Israeli jets struck three sites in Gaza yesterday after a rocket was launched at Israel, the military said, disrupting a relative lull in the war-torn territory at the start of a major Muslim holiday.
The strikes followed an almost 12-hour pause in fighting and came as international efforts intensified to end the three-week war between Israel and Hamas.
The UN called for an “immediate” ceasefire in the conflict that has already killed more than 1,030 Palestinians, 43 Israeli soldiers and three civilians on the Israeli side.
Photo: AFP
Israel’s military said it struck two rocket launchers and a rocket manufacturing facility in central and northern Gaza after a rocket hit southern Israel earlier in the day. The rocket caused no damage or injuries.
At least two more Palestinians were killed yesterday.
A four-year-old boy died when tank shells hit his family’s house in Jabaliya, in the northern Gaza Strip, Gaza health officials said.
Another person was killed by tank shelling in a separate incident, also in Jabaliya.

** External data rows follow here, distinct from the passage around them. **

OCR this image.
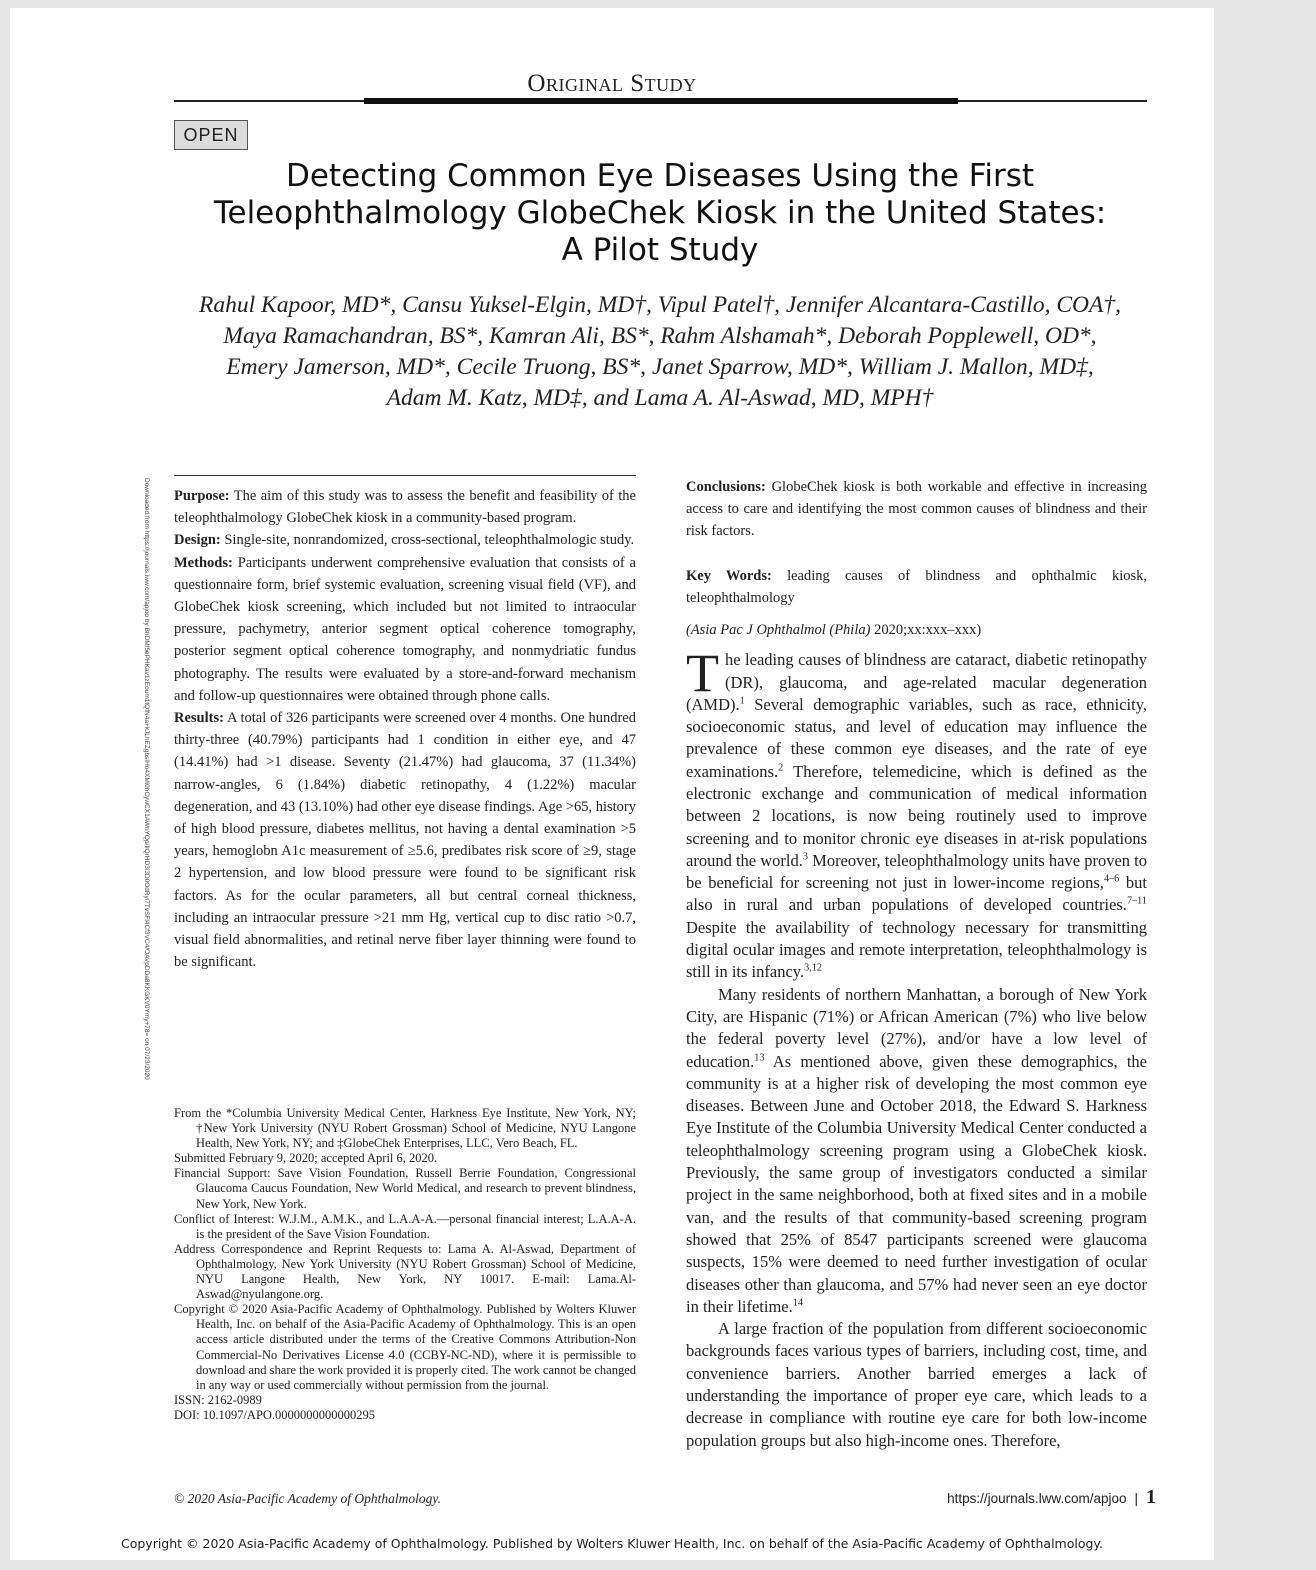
Original Study
OPEN
Detecting Common Eye Diseases Using the First
Teleophthalmology GlobeChek Kiosk in the United States:
A Pilot Study
Rahul Kapoor, MD*, Cansu Yuksel-Elgin, MD†, Vipul Patel†, Jennifer Alcantara-Castillo, COA†,
Maya Ramachandran, BS*, Kamran Ali, BS*, Rahm Alshamah*, Deborah Popplewell, OD*,
Emery Jamerson, MD*, Cecile Truong, BS*, Janet Sparrow, MD*, William J. Mallon, MD‡,
Adam M. Katz, MD‡, and Lama A. Al-Aswad, MD, MPH†
Downloaded from https://journals.lww.com/apjoo by BhDMf5ePHKav1zEoum1tQfN4a+kJLhEZgbsIHo4XMi0hCywCX1AWnYQp/IlQrHD3i3D0OdRyi7TvSFl4Cf3VC4/OAVpDDa8KKGKV0Ymy+78= on 07/23/2020 Purpose: The aim of this study was to assess the benefit and feasibility of the teleophthalmology GlobeChek kiosk in a community-based program.

Design: Single-site, nonrandomized, cross-sectional, teleophthalmologic study.

Methods: Participants underwent comprehensive evaluation that consists of a questionnaire form, brief systemic evaluation, screening visual field (VF), and GlobeChek kiosk screening, which included but not limited to intraocular pressure, pachymetry, anterior segment optical coherence tomography, posterior segment optical coherence tomography, and nonmydriatic fundus photography. The results were evaluated by a store-and-forward mechanism and follow-up questionnaires were obtained through phone calls.

Results: A total of 326 participants were screened over 4 months. One hundred thirty-three (40.79%) participants had 1 condition in either eye, and 47 (14.41%) had >1 disease. Seventy (21.47%) had glaucoma, 37 (11.34%) narrow-angles, 6 (1.84%) diabetic retinopathy, 4 (1.22%) macular degeneration, and 43 (13.10%) had other eye disease findings. Age >65, history of high blood pressure, diabetes mellitus, not having a dental examination >5 years, hemoglobn A1c measurement of ≥5.6, predibates risk score of ≥9, stage 2 hypertension, and low blood pressure were found to be significant risk factors. As for the ocular parameters, all but central corneal thickness, including an intraocular pressure >21 mm Hg, vertical cup to disc ratio >0.7, visual field abnormalities, and retinal nerve fiber layer thinning were found to be significant.

From the *Columbia University Medical Center, Harkness Eye Institute, New York, NY; †New York University (NYU Robert Grossman) School of Medicine, NYU Langone Health, New York, NY; and ‡GlobeChek Enterprises, LLC, Vero Beach, FL.

Submitted February 9, 2020; accepted April 6, 2020.

Financial Support: Save Vision Foundation, Russell Berrie Foundation, Congressional Glaucoma Caucus Foundation, New World Medical, and research to prevent blindness, New York, New York.

Conflict of Interest: W.J.M., A.M.K., and L.A.A-A.—personal financial interest; L.A.A-A. is the president of the Save Vision Foundation.

Address Correspondence and Reprint Requests to: Lama A. Al-Aswad, Department of Ophthalmology, New York University (NYU Robert Grossman) School of Medicine, NYU Langone Health, New York, NY 10017. E-mail: Lama.Al-Aswad@nyulangone.org.

Copyright © 2020 Asia-Pacific Academy of Ophthalmology. Published by Wolters Kluwer Health, Inc. on behalf of the Asia-Pacific Academy of Ophthalmology. This is an open access article distributed under the terms of the Creative Commons Attribution-Non Commercial-No Derivatives License 4.0 (CCBY-NC-ND), where it is permissible to download and share the work provided it is properly cited. The work cannot be changed in any way or used commercially without permission from the journal.

ISSN: 2162-0989

DOI: 10.1097/APO.0000000000000295

Conclusions: GlobeChek kiosk is both workable and effective in increasing access to care and identifying the most common causes of blindness and their risk factors.

Key Words: leading causes of blindness and ophthalmic kiosk, teleophthalmology

(Asia Pac J Ophthalmol (Phila) 2020;xx:xxx–xxx)

The leading causes of blindness are cataract, diabetic retinopathy (DR), glaucoma, and age-related macular degeneration (AMD).$^1$ Several demographic variables, such as race, ethnicity, socioeconomic status, and level of education may influence the prevalence of these common eye diseases, and the rate of eye examinations.$^2$ Therefore, telemedicine, which is defined as the electronic exchange and communication of medical information between 2 locations, is now being routinely used to improve screening and to monitor chronic eye diseases in at-risk populations around the world.$^3$ Moreover, teleophthalmology units have proven to be beneficial for screening not just in lower-income regions,$^{4-6}$ but also in rural and urban populations of developed countries.$^{7-11}$ Despite the availability of technology necessary for transmitting digital ocular images and remote interpretation, teleophthalmology is still in its infancy.$^{3,12}$

Many residents of northern Manhattan, a borough of New York City, are Hispanic (71%) or African American (7%) who live below the federal poverty level (27%), and/or have a low level of education.$^{13}$ As mentioned above, given these demographics, the community is at a higher risk of developing the most common eye diseases. Between June and October 2018, the Edward S. Harkness Eye Institute of the Columbia University Medical Center conducted a teleophthalmology screening program using a GlobeChek kiosk. Previously, the same group of investigators conducted a similar project in the same neighborhood, both at fixed sites and in a mobile van, and the results of that community-based screening program showed that 25% of 8547 participants screened were glaucoma suspects, 15% were deemed to need further investigation of ocular diseases other than glaucoma, and 57% had never seen an eye doctor in their lifetime.$^{14}$

A large fraction of the population from different socioeconomic backgrounds faces various types of barriers, including cost, time, and convenience barriers. Another barried emerges a lack of understanding the importance of proper eye care, which leads to a decrease in compliance with routine eye care for both low-income population groups but also high-income ones. Therefore,

© 2020 Asia-Pacific Academy of Ophthalmology.	https://journals.lww.com/apjoo | 1
Copyright © 2020 Asia-Pacific Academy of Ophthalmology. Published by Wolters Kluwer Health, Inc. on behalf of the Asia-Pacific Academy of Ophthalmology.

Earlier, the Israeli military said it had not carried out any attacks in Gaza since 9:30pm on Sunday, but that troops on the ground were pressing on with efforts to destroy the cross-border tunnels constructed by Hamas for attacks inside Israel.
Also, the Israeli military opened artillery fire on Beit Lahiya in northern Gaza in response to the rocket fired at Ashkelon, the office of Israel’s military spokesman said.
“Quiet will be met with quiet,” the office statement said.
The military said eight rockets had been fired at Israel since midnight.
As Muslims began celebrating the Eid al-Fitr holiday yesterday that marks the end of the fasting month of Ramadan, there was fear and mourning instead of holiday cheer in the Gaza Strip.
Palestinian families huddled inside their homes, fearing more airstrikes, while those who came to a cemetery in Gaza City’s Sheik Radwan neighborhood to pay traditional respects at their ancestors’ graves gathered around a large crater from an airstrike a week ago that had broken up several graves.
In New York, an emergency meeting of the UN Security Council called for “an immediate and unconditional humanitarian ceasefire.”
And while it was the council’s strongest statement yet on the Gaza war, it was not a resolution and therefore not binding.
Palestinian UN Ambassador Riyad Mansour did not hide his disappointment.
He said the council should have adopted a strong and legally binding resolution a long time ago demanding an immediate halt to Israel’s “aggression,” providing the Palestinian people with protection and lifting the siege in the Gaza Strip so goods and people can move freely.
“You cannot keep 1.8 million Palestinian civilians in the Gaza Strip in this huge prison,” Mansour told reporters. “That is a recipe for disaster. It is inhumane, and it has to be stopped and it has to be lifted.”